At Milpower Source, our technical team often get questions on how to more easily manage the “networks” now living and communicating on every mobile military vehicle. Implementation teams and integrators are faced with the daunting task of managing hundreds of networks that are the same set of devices just repeated in every mobile vehicle.
Trying to assign and manage IP addresses to every device on these mini networks would be a challenge for even the best IT teams. But, there is a way to manage IP address assignments and still provide the security needed on these networks that carry very sensitive data.
Today, we are going to talk about network address translation (NAT) and how it can help you easily assign and manage IP addresses throughout a mobile military network. NAT was introduced to networking to address the looming problem of an IP addresses shortage because of the exponential rise of “connected” devices relying on IP addresses.
To read more Ethernet blogs from Ronen Isaac, click here.
When computers and servers within a network communicate, they need to be identified to each other by a unique address, in which resulted in the creation of a 32 bit number, and the combinations of these 32 bits would accommodate for more than 4 billion unique addresses, known as IP address. Because of the explosion of connected devices, the IT world was, unbelievably running out of those 4 billion unique addresses.
To circumvent this problem, a temporary solution was produced known as NAT. NAT resulted in two types of IP addresses, public and private. A range of private addresses were introduced, which anyone could use, as long as these were kept private within the network and not routed on the internet.
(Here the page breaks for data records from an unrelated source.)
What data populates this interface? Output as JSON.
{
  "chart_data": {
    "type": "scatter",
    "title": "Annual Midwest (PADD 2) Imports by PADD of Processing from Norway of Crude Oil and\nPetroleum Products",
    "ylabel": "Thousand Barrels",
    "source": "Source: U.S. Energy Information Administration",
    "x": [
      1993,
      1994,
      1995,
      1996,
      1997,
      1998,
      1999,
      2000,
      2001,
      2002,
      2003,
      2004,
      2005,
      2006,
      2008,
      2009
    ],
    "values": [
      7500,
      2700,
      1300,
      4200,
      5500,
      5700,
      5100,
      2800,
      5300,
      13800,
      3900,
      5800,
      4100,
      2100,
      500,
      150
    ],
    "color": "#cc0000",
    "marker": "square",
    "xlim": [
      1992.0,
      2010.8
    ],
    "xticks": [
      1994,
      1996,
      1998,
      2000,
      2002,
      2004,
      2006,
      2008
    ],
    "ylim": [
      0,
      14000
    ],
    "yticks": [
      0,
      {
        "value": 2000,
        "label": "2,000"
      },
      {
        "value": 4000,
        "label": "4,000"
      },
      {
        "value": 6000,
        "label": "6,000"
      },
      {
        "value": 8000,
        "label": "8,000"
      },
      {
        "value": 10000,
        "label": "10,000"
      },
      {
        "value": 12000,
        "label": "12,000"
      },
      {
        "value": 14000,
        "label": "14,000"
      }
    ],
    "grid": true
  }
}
The range of private addresses known as RFC 1918 are:
Class A 10.0.0.0 – 10.255.255.255,
Class B 172.16.0.0 – 172.31.255.255, and
Class C 192.168.0.0 – 192.168.255.255.
NAT allows you to use these private IP address on the internal network. Assuming each vehicle is considered a private network, you would assign a unique IP address in one of these ranges to all your computers, servers, and other IP driven resources, usually done via DHCP. Then you could roll out the same address scheme on each vehicle. Using the same range of IP addresses on each vehicle does not cause them to conflict with each other because each vehicle is private to their network.
However, when internal hosts needs to communicate to the public network (Internet) then this is where a public address comes into the equation—a WAN address. This address is a routable public address everyone can see, which would represent your network gateway. This public address would be unique, no one else would use this address.
To clarify: When a host on the on an individual vehicle needs to communicate with another device on the vehicle, it would use the internal IP address. When the host needs to communicate outside its private network, it would use the public IP address on the network’s gateway to identify itself to the rest of the world.
The translation of converting a private IP address to public is done by NAT. For example a computer on a vehicle has an internal address of 192.168.255.255 and wants to communicate with a central host back at command using the internet, NAT would translate the address 192.168.255.255 to the vehicle’s public WAN address, say 1.1.1.1 for example. So, the internal address is identified as the public address when communicating with the outside world.
When the central host back at command needs to reply to this vehicle computer, it needs to send back to the public address of 1.1.1.1. NAT would then use its records to translate the packets received from the command host that was destined to 1.1.1.1 back to the internal network address of 192.168.255.255 — the computer who requested the original info.
You garner three benefits from NAT.
1) It would reduce the number of IP addresses you use and have to keep track of.
2) It would allow you to set up every vehicle with the same private IP address which will make implementation and management much easier.
3) Stronger security by hiding these private vehicle device IP addresses from the outside world and only the WAN public address on external interface of the firewall or router can be seen, and nothing beyond it.